Monascin and AITC attenuate methylglyoxal-induced PPARγ phosphorylation and degradation through inhibition of the oxidative stress/PKC pathway depending on Nrf2 activation

Abnormal cellular accumulation of the dicarbonyl metabolite methylglyoxal (MG) results in cell damage, inflammation, and oxidative stress. It is also associated with increased protein linkage to form advanced glycation end products (AGEs) or induce DNA strand breaks. The association between peroxisome proliferator-activated receptor-γ (PPARγ) and nuclear factor-erythroid 2-related factor 2 (Nrf2) is unclear. This study investigated Nrf2 activator protection against PPARγ phosphorylation and degradation to maintain pancreatic function. MG was used at a noncytotoxic concentration (200 μM) to induce protein kinase C (PKC) and PPARγ phosphorylation in pancreatic RINm5F cells. For in vivo studies, MG (60 mg/kg bw) was intraperitoneally (IP) injected into Balb/C mice for 28 d to induce pancreas damage, at which point we investigated the effect of monascin protection (PPARγ and Nrf2 activator), rosiglitazone (PPARγ activator), allyl isothiocyanate (AITC; Nrf2 activator), or N-acetylcysteine (NAC) on pancreatic function.
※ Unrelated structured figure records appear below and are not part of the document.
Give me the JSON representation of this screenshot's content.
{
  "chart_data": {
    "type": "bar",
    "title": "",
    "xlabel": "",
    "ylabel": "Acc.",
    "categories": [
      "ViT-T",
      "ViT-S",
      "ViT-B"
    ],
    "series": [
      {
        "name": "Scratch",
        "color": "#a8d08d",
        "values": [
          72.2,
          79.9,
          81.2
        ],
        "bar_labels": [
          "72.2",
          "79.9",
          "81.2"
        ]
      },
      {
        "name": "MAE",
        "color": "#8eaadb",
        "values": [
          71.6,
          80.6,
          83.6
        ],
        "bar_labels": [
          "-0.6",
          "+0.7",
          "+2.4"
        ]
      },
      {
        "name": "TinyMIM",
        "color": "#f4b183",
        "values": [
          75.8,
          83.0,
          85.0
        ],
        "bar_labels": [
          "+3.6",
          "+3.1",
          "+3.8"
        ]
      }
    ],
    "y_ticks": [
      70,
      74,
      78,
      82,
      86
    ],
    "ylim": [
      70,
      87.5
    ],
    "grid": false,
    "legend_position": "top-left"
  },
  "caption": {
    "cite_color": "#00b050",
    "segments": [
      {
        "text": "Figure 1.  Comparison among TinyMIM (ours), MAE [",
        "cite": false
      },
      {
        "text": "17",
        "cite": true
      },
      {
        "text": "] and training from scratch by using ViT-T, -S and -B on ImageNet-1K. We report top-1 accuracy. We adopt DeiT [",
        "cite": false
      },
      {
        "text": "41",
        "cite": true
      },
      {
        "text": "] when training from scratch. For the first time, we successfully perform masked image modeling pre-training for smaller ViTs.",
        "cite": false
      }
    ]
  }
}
The in vitro and in vivo results indicated that MG leads to marked PPARγ phosphorylation (serine 82); this effect led to reduction in pancreatic and duodenal homeobox-1 (PDX-1), glucokinase (GCK), and insulin expression. However, monascin and rosiglitazone may protect PPARγ degradation by elevating PDX-1, GCK, and as a result, insulin expression. Monascin and AITC can attenuate PKC activation to suppress PPARγ phosphorylation caused by oxidative stress through the Nrf2 pathway. Similarly, the N-acetylcysteine (NAC) antioxidant also improved oxidative stress and pancreatic function. This study examined whether MG caused impairment of PDX-1, GCK, and insulin through PPARγ phosphorylation and degradation. MG and AGE accumulation improved on Nrf2 activation, thereby protecting against pancreas damage. Taken together, PPARγ activation maintained pancreatic PDX-1, GCK, and insulin expression levels to regulate blood glucose levels.